Jack cried out of frustration, because Brian made up a rule during an in-class game that you had to say the word “start” in English in order to leave the start space on the game board. But Jack didn’t know how to say “start” in English (because we haven’t learned it). Brian and the other boy did. So Jack had to sit on the first square of the board the entire game while the other two boys went around.
I probably would have cried, too.
I pulled the three boys out into the hallway for a little chat.
I have discovered that sometimes all I need to do is get kids in conflict into a room by themselves for everything to be resolved. I just ask them what happened and let them talk it out. I usually don’t even understand most of what is said, but by the end, everything has been set right.
This time, that didn’t work.
They argued for a bit in front of me, and it was two-against-one, Jack the crier being the odd one out.
Nothing was being resolved. Instead, Brian was stoically maintaining his stance that he had done nothing wrong. He shrugged and said, “What am I supposed to do if you don’t know the word?”
His nonchalance in the face of Jack’s tear-stained face shocked me. They were buddies! Did he feel no remorse?
I saw flashes of kids I had encountered when I was young. Kids who seemed perfectly comfortable stepping on the dignity of others. My heart shivered. What should I do? Slap the hard-heartedness out of him?
“That’s frustrating for Jack,” I finally said in my limited Korean.
I don’t particularly like Jack. He is the loud, obnoxious boy in the class who has a hard time refraining from talking and even screaming while I am trying to teach. He isn’t nearly as charming as Brian. But in that moment, I felt like I was a mama bear and Jack was one of my cubs.
How dare you put him down and then make him feel like it was his fault?!
“Winning isn’t everything,” I said, mixing Korean and English, hoping they could understand the general idea of what I meant. “Relationship is important. Friend relationship.”
The three boys looked at me blankly.
I retrieved my phone from my classroom and looked up the word relationship, convinced I had mispronounced it. But I hadn’t. Clearly the whole concept was just over the heads of these ten-year-olds. “Friends,” I said desperately. “Friend relationship is important!”
“Um, does anyone have anything they want to say?” I asked. They shook their heads.
I was about to herd them back into the classroom when Brian mumbled something to Jack. What did he say? I mouthed to the third boy. I couldn’t tell whether it was good or bad. But the other boy seemed to think I was telling him to follow suit, because he quickly repeated what Brian had said and touched Jack’s arm in a gesture of contrition. Apparently, they had both just apologized.
When I first became a teacher, I was completely intimidated by the realization that I had to be some kind of moral authority over my students.
But now, I am increasingly embracing it. Those moments of helping my students’ develop character are priceless.
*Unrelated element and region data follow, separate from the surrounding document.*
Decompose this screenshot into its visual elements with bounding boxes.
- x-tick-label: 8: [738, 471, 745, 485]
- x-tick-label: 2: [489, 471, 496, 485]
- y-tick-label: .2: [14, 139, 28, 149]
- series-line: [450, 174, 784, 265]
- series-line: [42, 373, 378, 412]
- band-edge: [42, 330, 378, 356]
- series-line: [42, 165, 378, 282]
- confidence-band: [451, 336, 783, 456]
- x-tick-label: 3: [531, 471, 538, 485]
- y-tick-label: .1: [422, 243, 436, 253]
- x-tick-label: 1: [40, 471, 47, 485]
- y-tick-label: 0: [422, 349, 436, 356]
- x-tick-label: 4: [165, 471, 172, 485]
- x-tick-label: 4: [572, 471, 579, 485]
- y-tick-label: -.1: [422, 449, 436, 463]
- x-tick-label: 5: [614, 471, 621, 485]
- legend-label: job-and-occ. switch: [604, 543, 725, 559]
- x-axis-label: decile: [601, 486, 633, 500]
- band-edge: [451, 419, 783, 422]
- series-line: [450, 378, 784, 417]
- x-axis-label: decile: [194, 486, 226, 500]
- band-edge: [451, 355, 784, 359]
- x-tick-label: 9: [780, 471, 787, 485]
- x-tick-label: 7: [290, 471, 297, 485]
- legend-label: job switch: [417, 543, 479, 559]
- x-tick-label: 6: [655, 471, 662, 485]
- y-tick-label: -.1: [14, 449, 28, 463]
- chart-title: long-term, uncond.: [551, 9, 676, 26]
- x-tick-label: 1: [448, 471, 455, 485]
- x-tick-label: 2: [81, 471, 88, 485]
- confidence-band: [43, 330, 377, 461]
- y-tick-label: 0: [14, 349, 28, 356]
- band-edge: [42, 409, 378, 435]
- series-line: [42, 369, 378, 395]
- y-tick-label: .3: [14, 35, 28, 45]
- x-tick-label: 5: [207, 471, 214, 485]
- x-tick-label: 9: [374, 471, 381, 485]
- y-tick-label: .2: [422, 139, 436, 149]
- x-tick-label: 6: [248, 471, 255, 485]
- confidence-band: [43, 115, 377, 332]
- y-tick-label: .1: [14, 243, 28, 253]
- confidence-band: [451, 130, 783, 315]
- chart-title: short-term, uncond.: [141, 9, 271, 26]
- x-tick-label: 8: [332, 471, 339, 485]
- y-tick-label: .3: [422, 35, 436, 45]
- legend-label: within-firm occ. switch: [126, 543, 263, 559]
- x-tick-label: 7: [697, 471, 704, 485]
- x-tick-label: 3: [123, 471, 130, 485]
Everything may have gone back to normal between the two buddies without the confrontation. Kids are often pros at forgiving and forgetting. But Brian wouldn’t have had the chance to learn how to admit and repent of a mistake. And Jack wouldn’t have had the experience of feeling understood. And deep down, I don’t think their relationship would have been the same. I saw the look of betrayal in Jack’s eyes when Brian shrugged at him, and I saw the hardness in Brian’s eyes. And I saw both disappear when Brian cried and apologized.
Wow. As a naturally confrontation-averse person, that was really good to see.